Ma a cosa si deve tutto ciò. 

Una delle risposte forse più convincenti la fornisce, in poche righe, Carl Gustav Jung, in uno dei suoi grandiosi saggi, Aion. 

Leggiamo.

L'attuale tendenza a distruggere, a rendere inconscia ogni tradizione, può tuttavia interrompere per centinaia di anni il normale processo di evoluzione e sostituirlo con un intervallo barbarico. 

Là dove ha predominato l'utopia marxista, questo è già avvenuto, scrive Jung, ma, aggiunge, anche una formazione prevalentemente tecnico-scientifica, tipica per esempio degli Stati Uniti, può provocare una regressione spirituale e quindi un notevole incremento della dissociazione psichica. 

Igiene e prosperità non bastano perché l'uomo sia sano; altrimenti gli uomini più ricchi e più illuminati starebbero meglio degli altri.  Invece, per quanto riguarda le nevrosi, le cose non stanno affatto così, ma al contrario. 

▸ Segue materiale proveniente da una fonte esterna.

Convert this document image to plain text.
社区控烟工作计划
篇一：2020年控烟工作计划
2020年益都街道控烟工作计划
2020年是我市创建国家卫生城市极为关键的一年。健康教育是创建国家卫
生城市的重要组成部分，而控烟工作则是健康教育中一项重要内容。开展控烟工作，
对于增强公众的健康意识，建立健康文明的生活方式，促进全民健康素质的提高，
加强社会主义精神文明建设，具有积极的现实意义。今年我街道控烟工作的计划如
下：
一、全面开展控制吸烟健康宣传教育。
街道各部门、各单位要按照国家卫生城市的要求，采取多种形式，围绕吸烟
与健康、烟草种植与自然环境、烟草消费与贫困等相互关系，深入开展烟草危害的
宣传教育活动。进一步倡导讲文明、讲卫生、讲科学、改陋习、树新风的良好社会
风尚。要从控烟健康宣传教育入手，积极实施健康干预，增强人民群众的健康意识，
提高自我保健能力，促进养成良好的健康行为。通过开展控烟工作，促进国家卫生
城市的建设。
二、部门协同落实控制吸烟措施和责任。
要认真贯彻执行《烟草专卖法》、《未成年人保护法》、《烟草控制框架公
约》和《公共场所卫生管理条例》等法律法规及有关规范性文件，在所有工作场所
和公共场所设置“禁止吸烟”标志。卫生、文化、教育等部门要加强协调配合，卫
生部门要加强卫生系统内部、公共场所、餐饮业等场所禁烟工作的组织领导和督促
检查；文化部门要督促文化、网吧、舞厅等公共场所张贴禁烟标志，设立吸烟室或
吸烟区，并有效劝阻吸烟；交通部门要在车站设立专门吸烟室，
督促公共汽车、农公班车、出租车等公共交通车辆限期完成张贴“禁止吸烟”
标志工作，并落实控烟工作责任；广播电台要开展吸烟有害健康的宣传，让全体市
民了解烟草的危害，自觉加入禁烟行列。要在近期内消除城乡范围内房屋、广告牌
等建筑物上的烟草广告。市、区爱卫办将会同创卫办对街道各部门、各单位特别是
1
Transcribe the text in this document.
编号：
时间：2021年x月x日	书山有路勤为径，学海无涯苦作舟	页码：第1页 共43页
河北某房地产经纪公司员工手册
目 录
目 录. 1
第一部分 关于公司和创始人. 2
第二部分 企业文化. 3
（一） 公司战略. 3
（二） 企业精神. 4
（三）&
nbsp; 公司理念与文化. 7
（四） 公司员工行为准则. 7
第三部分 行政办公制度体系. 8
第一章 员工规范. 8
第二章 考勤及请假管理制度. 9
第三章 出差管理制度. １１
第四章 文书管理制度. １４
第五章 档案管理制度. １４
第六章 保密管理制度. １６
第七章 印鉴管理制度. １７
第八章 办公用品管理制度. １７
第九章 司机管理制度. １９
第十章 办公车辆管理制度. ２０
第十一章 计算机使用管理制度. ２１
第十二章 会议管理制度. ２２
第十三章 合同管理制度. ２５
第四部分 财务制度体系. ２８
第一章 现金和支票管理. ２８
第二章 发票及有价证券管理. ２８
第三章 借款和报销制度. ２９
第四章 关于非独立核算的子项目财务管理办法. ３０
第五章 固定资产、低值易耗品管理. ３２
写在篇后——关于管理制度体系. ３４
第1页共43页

La perdita delle radici e l'abbandono della tradizione nevrotizzano le masse e le predispongono all'isteria collettiva.  E questa richiede una terapia collettiva consistente nella privazione della libertà personale e del terrore.   

Là dove predomina il materialismo razionalistico (invece), gli Stati tendono a diventare non più prigioni, ma manicomi. 

Ed è quello, ahimè, che stiamo sperimentando, credo. 

Tratto da Carl Gustav Jung, Aion, traduz e cura di Lisa Baruffi, Bollati Boringhieri, 1982, pag.170.